Installer un jardin chinois près du château de Chaumont-Sur-Loire, idéal ou illusion ? Peut-être les deux, car un jardin chinois est en soi un cosmos miniature dans lequel on cherche à recréer l’image d’une nature idéale, grâce à l'adaptation à l'environnement et l'emprunt à d'autres paysages. D’autant plus que « Un jardin d’illusion », conçu avec soins par les trois architectes chinois Liu Xiangcheng, Zhang Yiyang et Guo Xiaoxi, est un bel exemple d’harmonie esthétique et symbolique, aussi bien sur la forme que sur le fond. Sélectionné par la 30e édition du Festival international des jardins de Chaumont-sur-Loire, ayant pour thème cette année le « jardin idéal », ce petit bijou chinois, aussi original que délicat, nous invite cet été dans un voyage hors de l’espace et du temps.

Symbole de la culture de la Chine du sud, le jardin est un art à part entière, entretenant des liens étroits avec les arts sacrés chinois tels que la peinture, la poésie et la calligraphie. Inspiré justement des Huit vues des rivières Xiao et Xiang, un type de peintures chinoises mondialement connu, « Un jardin d’illusion », composé de trois pistes circulaires de tailles décroissantes, marque les esprits par une structure extérieure ajourée qui porte la silhouette d’une montagne chinoise. Dans la représentation traditionnelle de l’espace dans la peinture chinoise, la méthode des Trois Lointains, théorisée par le peintre Guo Xi de la dynastie Song, est essentielle. Pour lui, nous contemplons les montagnes par les perspectives de sanyuan, ou Trois lointains : gaoyuan (lointain de hauteur), shenyuan (lointain de profondeur) et pingyuan (lointain d'horizon). Les trois architectes chinois emploient cette dernière en utilisant la perspective triple pingyuan, marque de fabrique des peintures Huit vues des rivières Xiao et Xiang, en dessinant les contours montagneuses par des filets de cordes.
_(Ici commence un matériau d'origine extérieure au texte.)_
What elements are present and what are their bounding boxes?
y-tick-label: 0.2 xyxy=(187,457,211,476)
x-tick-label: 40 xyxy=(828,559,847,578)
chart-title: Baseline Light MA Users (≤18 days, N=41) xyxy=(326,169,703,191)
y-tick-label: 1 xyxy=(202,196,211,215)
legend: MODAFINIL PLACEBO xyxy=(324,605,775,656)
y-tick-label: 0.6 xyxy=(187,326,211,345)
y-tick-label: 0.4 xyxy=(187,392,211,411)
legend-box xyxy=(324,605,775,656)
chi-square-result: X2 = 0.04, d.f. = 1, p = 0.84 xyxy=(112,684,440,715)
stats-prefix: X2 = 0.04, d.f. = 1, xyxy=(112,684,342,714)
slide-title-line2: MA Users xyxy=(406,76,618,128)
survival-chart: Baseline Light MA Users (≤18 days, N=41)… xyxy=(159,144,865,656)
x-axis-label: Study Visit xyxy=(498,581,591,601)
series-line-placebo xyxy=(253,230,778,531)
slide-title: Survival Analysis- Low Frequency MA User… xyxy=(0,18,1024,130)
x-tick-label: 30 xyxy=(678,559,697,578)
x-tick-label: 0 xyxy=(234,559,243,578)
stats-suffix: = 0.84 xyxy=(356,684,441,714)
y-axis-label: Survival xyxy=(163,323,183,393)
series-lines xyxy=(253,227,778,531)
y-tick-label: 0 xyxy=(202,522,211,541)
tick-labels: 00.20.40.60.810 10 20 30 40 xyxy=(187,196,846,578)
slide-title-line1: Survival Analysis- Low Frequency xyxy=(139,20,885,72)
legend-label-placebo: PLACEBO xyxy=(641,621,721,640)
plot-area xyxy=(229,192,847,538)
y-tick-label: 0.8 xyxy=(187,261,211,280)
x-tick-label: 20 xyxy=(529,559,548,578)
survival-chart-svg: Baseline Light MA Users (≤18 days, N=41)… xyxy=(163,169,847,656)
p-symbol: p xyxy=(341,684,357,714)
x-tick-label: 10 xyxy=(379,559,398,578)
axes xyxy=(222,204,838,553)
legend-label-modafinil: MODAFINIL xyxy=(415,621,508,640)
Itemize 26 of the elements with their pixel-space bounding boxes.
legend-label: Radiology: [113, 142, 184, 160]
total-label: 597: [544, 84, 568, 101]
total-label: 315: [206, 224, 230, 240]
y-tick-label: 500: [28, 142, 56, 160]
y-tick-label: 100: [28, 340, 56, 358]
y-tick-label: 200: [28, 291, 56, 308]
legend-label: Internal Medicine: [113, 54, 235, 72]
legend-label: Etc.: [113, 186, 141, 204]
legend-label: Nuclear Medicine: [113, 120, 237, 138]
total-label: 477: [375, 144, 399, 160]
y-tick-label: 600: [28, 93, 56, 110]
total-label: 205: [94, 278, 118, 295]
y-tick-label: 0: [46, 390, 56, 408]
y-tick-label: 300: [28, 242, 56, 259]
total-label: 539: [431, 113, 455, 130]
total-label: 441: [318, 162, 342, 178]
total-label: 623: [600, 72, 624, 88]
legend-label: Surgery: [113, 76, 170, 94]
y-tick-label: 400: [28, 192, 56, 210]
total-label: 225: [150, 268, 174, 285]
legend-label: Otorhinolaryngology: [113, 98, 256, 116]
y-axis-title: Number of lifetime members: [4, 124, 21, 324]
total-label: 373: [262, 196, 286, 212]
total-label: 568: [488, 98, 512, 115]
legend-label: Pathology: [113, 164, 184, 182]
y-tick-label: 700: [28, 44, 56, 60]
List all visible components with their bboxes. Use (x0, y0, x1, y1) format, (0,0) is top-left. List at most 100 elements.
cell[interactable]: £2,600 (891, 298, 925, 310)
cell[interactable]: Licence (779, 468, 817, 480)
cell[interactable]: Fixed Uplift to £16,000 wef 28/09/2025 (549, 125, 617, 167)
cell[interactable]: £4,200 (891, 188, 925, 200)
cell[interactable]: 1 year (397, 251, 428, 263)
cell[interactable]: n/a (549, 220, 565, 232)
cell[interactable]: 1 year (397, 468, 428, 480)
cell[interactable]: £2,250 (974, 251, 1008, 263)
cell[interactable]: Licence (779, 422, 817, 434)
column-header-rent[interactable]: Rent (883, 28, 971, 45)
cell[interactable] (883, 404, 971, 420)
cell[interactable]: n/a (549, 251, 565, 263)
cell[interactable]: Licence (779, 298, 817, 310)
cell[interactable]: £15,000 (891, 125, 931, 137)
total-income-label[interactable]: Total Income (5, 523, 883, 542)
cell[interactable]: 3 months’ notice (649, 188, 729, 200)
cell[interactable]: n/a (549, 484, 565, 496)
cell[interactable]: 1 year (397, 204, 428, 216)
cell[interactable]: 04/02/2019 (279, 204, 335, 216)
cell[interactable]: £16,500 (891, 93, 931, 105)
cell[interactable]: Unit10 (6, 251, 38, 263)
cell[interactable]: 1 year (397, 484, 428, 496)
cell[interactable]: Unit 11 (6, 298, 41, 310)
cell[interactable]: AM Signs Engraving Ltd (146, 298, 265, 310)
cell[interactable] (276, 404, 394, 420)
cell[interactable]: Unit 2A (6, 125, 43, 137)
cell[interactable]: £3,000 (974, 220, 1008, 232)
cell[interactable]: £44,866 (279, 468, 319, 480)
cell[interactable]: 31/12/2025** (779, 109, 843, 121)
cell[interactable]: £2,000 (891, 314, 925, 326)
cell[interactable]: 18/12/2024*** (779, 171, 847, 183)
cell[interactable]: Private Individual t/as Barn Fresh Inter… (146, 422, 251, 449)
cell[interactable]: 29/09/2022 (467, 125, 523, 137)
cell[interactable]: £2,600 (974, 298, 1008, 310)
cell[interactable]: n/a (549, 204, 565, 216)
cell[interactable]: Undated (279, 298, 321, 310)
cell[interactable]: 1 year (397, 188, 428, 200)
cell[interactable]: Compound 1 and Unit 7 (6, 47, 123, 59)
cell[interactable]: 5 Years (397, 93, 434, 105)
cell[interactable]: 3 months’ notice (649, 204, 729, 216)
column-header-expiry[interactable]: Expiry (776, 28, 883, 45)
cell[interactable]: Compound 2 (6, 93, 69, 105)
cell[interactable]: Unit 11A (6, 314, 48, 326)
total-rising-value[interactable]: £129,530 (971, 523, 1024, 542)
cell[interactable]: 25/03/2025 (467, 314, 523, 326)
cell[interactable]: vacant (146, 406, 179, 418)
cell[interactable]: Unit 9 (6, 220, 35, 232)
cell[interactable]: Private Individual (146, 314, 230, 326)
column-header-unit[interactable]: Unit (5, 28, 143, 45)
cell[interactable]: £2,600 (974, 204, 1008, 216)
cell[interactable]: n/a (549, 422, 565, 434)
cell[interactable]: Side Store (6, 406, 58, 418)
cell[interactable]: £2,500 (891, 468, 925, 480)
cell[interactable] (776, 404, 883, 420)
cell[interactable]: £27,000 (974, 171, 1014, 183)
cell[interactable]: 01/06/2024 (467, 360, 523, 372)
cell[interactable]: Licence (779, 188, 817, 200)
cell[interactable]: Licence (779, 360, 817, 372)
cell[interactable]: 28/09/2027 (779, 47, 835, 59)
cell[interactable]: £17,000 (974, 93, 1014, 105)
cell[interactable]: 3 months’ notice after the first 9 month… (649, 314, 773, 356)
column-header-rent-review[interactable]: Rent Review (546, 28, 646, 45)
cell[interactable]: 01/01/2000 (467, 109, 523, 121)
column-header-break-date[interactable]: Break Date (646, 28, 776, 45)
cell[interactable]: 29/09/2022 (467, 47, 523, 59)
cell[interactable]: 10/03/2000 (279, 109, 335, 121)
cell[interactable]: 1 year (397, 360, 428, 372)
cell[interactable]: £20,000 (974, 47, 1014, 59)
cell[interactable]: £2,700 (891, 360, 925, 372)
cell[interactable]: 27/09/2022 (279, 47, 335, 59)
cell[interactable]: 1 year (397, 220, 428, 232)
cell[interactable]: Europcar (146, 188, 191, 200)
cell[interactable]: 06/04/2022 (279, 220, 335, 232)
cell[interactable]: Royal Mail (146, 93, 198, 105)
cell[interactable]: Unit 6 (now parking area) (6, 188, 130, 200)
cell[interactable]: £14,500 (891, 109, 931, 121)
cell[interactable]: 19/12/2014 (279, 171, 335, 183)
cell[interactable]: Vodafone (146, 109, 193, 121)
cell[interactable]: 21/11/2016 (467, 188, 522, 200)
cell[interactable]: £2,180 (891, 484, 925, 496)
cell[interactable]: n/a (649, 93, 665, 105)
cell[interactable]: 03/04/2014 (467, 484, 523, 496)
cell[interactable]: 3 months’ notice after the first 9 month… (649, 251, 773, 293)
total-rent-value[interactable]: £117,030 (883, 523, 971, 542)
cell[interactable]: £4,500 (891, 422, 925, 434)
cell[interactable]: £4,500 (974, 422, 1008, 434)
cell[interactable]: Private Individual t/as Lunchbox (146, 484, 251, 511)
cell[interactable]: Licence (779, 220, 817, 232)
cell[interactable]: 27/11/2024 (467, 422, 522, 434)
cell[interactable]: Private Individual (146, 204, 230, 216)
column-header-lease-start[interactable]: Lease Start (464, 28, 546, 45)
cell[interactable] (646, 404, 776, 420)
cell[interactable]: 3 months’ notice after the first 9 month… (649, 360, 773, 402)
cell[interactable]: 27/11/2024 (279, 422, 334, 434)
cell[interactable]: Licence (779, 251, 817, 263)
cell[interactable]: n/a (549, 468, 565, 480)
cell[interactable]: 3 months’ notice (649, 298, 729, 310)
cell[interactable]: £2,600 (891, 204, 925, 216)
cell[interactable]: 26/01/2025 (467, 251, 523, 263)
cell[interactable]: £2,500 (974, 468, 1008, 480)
Sur la piste au milieu se tiennent des bambous (symbole des lettrés chinois dans leur souplesse et intégrité), qui protègent les passagers des rayons brûlant du soleil et du brouhaha de la vie. Au cœur du jardin, on découvre un vraisemblable « étang » où sont juchées des pierres reflétant au soleil comme de l’eau. Entre montagne, eau, bambou et pierre, les visiteurs s’y promènent comme s’ils traversaient un paysage ressemblant à celui des peintures shanshui. Si ce jardin chinois nous propose une formidable promenade immersive et créative en clair-obscure garantie, l'ambition de ses créateurs ne s'arrête pas là. Marqués par leur double culture sino-européenne, ils tentent également de faire de leur jardin un trait d’union entre l’empire du Milieu et le Vieux Continent. La notion « le Ciel et l'Homme ne font qu'un », prônée par le taoïsme, n’est-elle pas une interprétation chinoise de l’écologie ou encore du concept de résilience, très répandu dans les univers urbain et architectural en Occident ?

En effet, même en amont du projet, les architectes ont veillé à trouver le parfait compromis entre culture, société, politique, économie et écologie. Pour le montant de 12 427 euros, le jardin a été fabriqué par des matériaux écologiques dont 95 % sont recyclables. De plus, les riverains ont été invités à donner leurs avis lors de l’installation du jardin. Selon Liu Xiangcheng, architecte chef du projet, la participation des riverains dans la conduite des projets installés dans l’espace public pourrait sans doute inspirer de pareilles installations dans les grandes métropoles chinoises telles que Shanghai, où il a fondé son agence Illimité Architectes, afin de créer plus d’attachement et d’intégration des habitants pour leur quartier. « Un jardin d’illusion », certes, mais véritable porteur d’espoirs.

Liu Xiangcheng, architecte, urbaniste. Il a fondé l’agence Illimité Architectes à Shanghai en 2018, et a ouvert un bureau à Paris, en 2021.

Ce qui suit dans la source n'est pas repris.